Introduction Elevated blood pressure may lead to incident diabetes. Yet, data about the effect of different blood pressure components on incident diabetes in Middle Eastern women is lacking.
Methods we evaluated systolic blood pressure (SBP), diastolic blood pressure (DBP), pulse pressure (PP) and mean arterial pressure (MAP) as independent predictors of diabetes in Iranian women. We performed a population-based prospective study among 3028 non-diabetic women, aged ≥20 years. ORs of diabetes were calculated for every 1 SD increase in SBP, DBP, PP and MAP.

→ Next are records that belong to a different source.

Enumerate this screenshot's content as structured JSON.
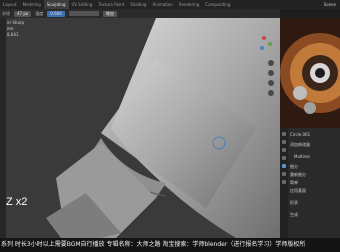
{
  "menubar": {
    "tabs": [
      "Layout",
      "Modeling",
      "Sculpting",
      "UV Editing",
      "Texture Paint",
      "Shading",
      "Animation",
      "Rendering",
      "Compositing"
    ],
    "active_tab": "Sculpting",
    "scene": "Scene"
  },
  "header": {
    "radius_label": "半径",
    "radius_value": "47 px",
    "strength_label": "强度",
    "strength_value": "0.600",
    "direction": "增加"
  },
  "viewport": {
    "overlay_lines": [
      "er Sharp",
      "ero",
      "8,641"
    ],
    "key_hint": "Z x2"
  },
  "properties": {
    "object_name": "Circle.001",
    "section1": "添加修改器",
    "modifier": "Multires",
    "rows": [
      "细分",
      "重新细分",
      "简单",
      "应用基面",
      "形状",
      "生成"
    ]
  },
  "subtitle": "系列 时长3小时以上需要BGM自行播放  专辑名称：大师之路  淘宝搜索：学师blender（进行报名学习）学师版权所"
}
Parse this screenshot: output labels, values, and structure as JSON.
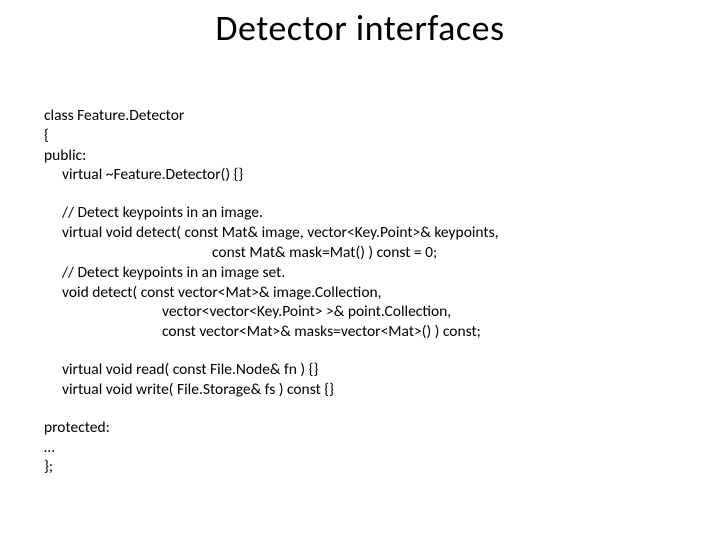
{
  "title": "Detector interfaces",
  "code": {
    "l1": "class Feature.Detector",
    "l2": "{",
    "l3": "public:",
    "l4": "virtual ~Feature.Detector() {}",
    "l5": "// Detect keypoints in an image.",
    "l6": "virtual void detect( const Mat& image, vector<Key.Point>& keypoints,",
    "l7": "const Mat& mask=Mat() ) const = 0;",
    "l8": "// Detect keypoints in an image set.",
    "l9": "void detect( const vector<Mat>& image.Collection,",
    "l10": "vector<vector<Key.Point> >& point.Collection,",
    "l11": "const vector<Mat>& masks=vector<Mat>() ) const;",
    "l12": "virtual void read( const File.Node& fn ) {}",
    "l13": "virtual void write( File.Storage& fs ) const {}",
    "l14": "protected:",
    "l15": "…",
    "l16": "};"
  }
}
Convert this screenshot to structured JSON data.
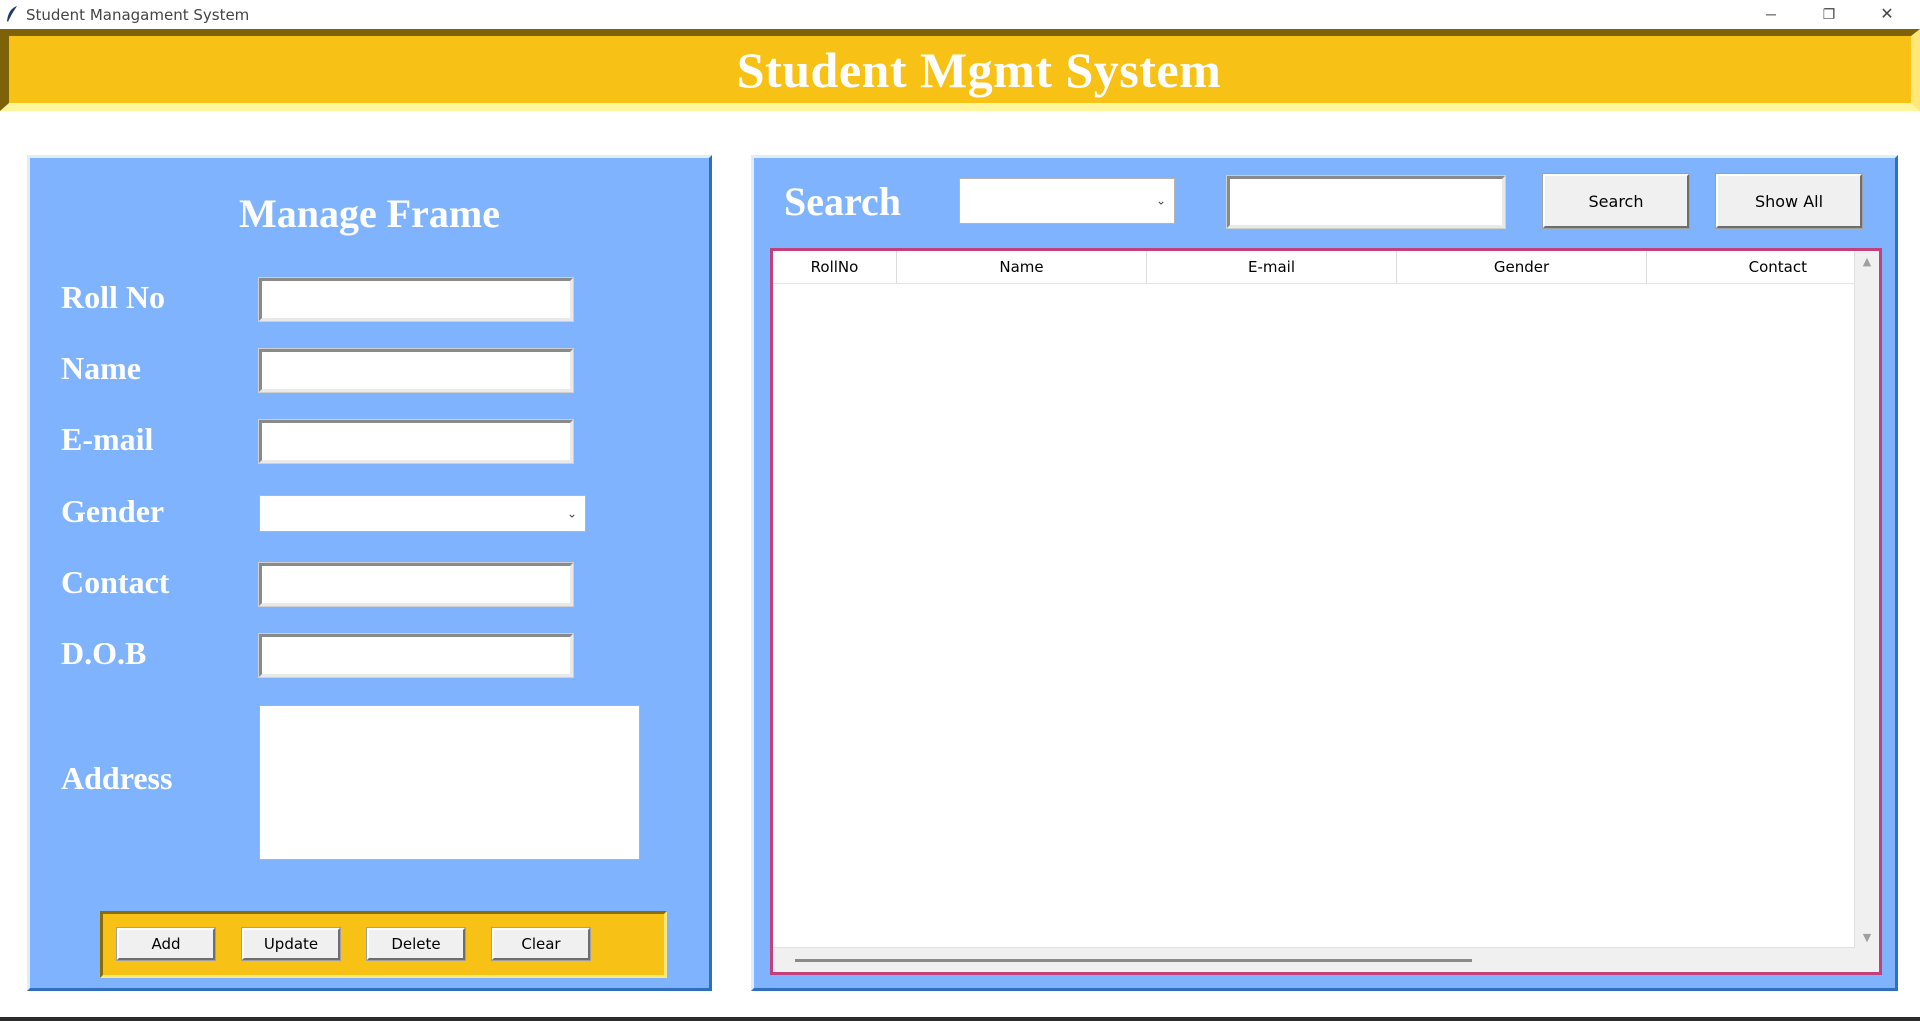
{
  "window": {
    "title": "Student Managament System",
    "controls": {
      "minimize": "─",
      "restore": "❐",
      "close": "✕"
    }
  },
  "header": {
    "title": "Student Mgmt System"
  },
  "manage": {
    "title": "Manage Frame",
    "fields": {
      "roll": {
        "label": "Roll No",
        "value": ""
      },
      "name": {
        "label": "Name",
        "value": ""
      },
      "email": {
        "label": "E-mail",
        "value": ""
      },
      "gender": {
        "label": "Gender",
        "value": ""
      },
      "contact": {
        "label": "Contact",
        "value": ""
      },
      "dob": {
        "label": "D.O.B",
        "value": ""
      },
      "address": {
        "label": "Address",
        "value": ""
      }
    },
    "buttons": {
      "add": "Add",
      "update": "Update",
      "delete": "Delete",
      "clear": "Clear"
    }
  },
  "detail": {
    "search_label": "Search",
    "search_by": "",
    "search_text": "",
    "buttons": {
      "search": "Search",
      "show_all": "Show All"
    },
    "table": {
      "columns": [
        "RollNo",
        "Name",
        "E-mail",
        "Gender",
        "Contact"
      ],
      "rows": []
    }
  },
  "colors": {
    "header_bg": "#f8c116",
    "panel_bg": "#80b3fe",
    "table_border": "#c2417d"
  },
  "icons": [
    "app-feather-icon",
    "minimize-icon",
    "restore-icon",
    "close-icon",
    "chevron-down-icon",
    "scroll-up-icon",
    "scroll-down-icon"
  ]
}
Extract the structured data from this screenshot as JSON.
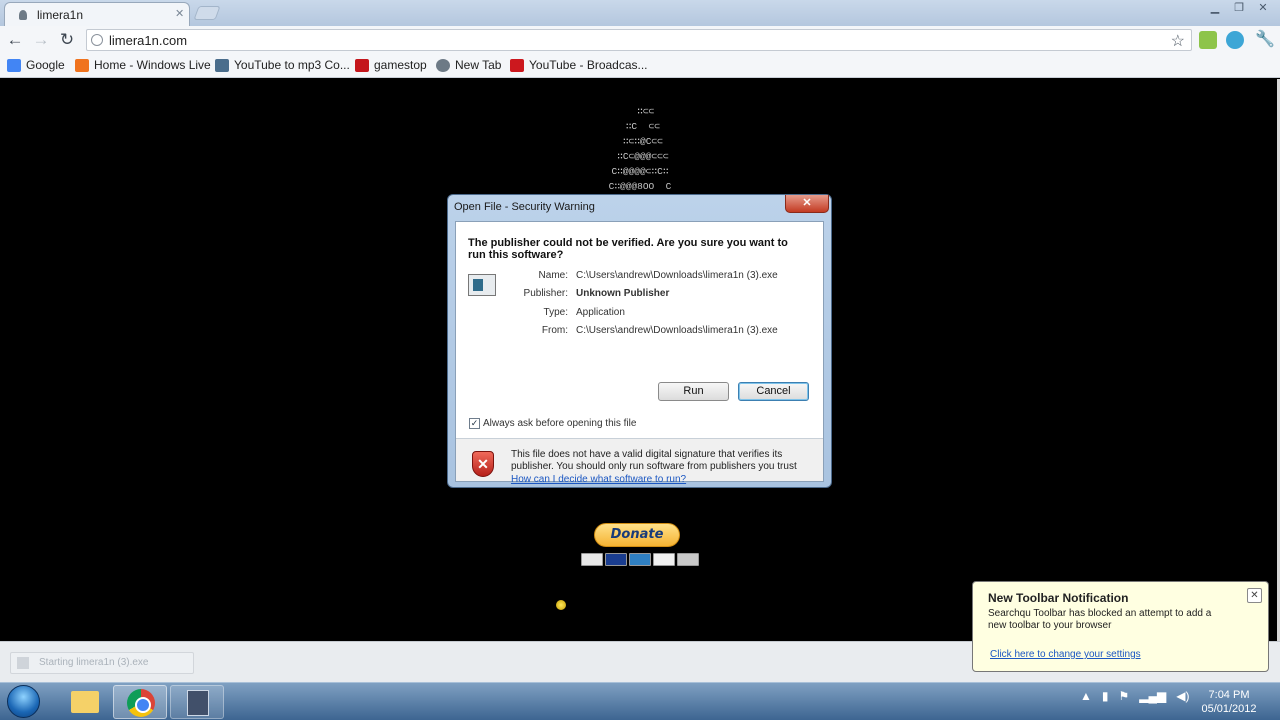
{
  "browser": {
    "tab_title": "limera1n",
    "url": "limera1n.com",
    "bookmarks": [
      {
        "label": "Google",
        "color": "#4285f4"
      },
      {
        "label": "Home - Windows Live",
        "color": "#f0731e"
      },
      {
        "label": "YouTube to mp3 Co...",
        "color": "#4a6d8c"
      },
      {
        "label": "gamestop",
        "color": "#c4161c"
      },
      {
        "label": "New Tab",
        "color": "#6d7a86"
      },
      {
        "label": "YouTube - Broadcas...",
        "color": "#cc181e"
      }
    ]
  },
  "page": {
    "ascii_art": "  ∷⊂⊂\n ∷C  ⊂⊂\n ∷⊂∷@C⊂⊂\n ∷C⊂@@@⊂⊂⊂\nC∷@@@@⊂∷C∷\nC∷@@@8OO  C",
    "donate_label": "Donate",
    "cards": [
      "MC",
      "VISA",
      "AMEX",
      "DISC",
      "BANK"
    ]
  },
  "dialog": {
    "title": "Open File - Security Warning",
    "question": "The publisher could not be verified.  Are you sure you want to run this software?",
    "fields": [
      {
        "label": "Name:",
        "value": "C:\\Users\\andrew\\Downloads\\limera1n (3).exe",
        "bold": false
      },
      {
        "label": "Publisher:",
        "value": "Unknown Publisher",
        "bold": true
      },
      {
        "label": "Type:",
        "value": "Application",
        "bold": false
      },
      {
        "label": "From:",
        "value": "C:\\Users\\andrew\\Downloads\\limera1n (3).exe",
        "bold": false
      }
    ],
    "run_label": "Run",
    "cancel_label": "Cancel",
    "checkbox_label": "Always ask before opening this file",
    "checkbox_checked": true,
    "warning_text": "This file does not have a valid digital signature that verifies its publisher.  You should only run software from publishers you trust",
    "warning_link": "How can I decide what software to run?"
  },
  "shelf": {
    "item_text": "Starting limera1n (3).exe"
  },
  "notification": {
    "title": "New Toolbar Notification",
    "body": "Searchqu Toolbar has blocked an attempt to add a new toolbar to your browser",
    "link": "Click here to change your settings"
  },
  "taskbar": {
    "time": "7:04 PM",
    "date": "05/01/2012"
  }
}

Results During ≈6 years of follow-up, 220 women developed diabetes. There were significant interactions between family history of diabetes and SBP, PP and MAP (p≤0.01) in predicting incident diabetes. In women without a family history of diabetes, all blood pressure components were significantly associated with diabetes in the age adjusted model; the risk-factor-adjusted ORs were significant (p<0.05) for SBP, PP and MAP (1.30, 1.34 and 1.27, respectively) with similar predictive ability (area under receiver operator characteristic curve ≈83%). In women with family history of diabetes, in the age adjusted model, SBP, DBP and MAP were associated with diabetes; in multivariable model, they were not independent predictors of diabetes.
Conclusion In women without family history of diabetes, SBP, PP and MAP, were independent predictors of diabetes with almost similar predictive ability; hence in the evaluation of the risk of blood pressure components for prediction of diabetes, the presence of family history of diabetes should be considered.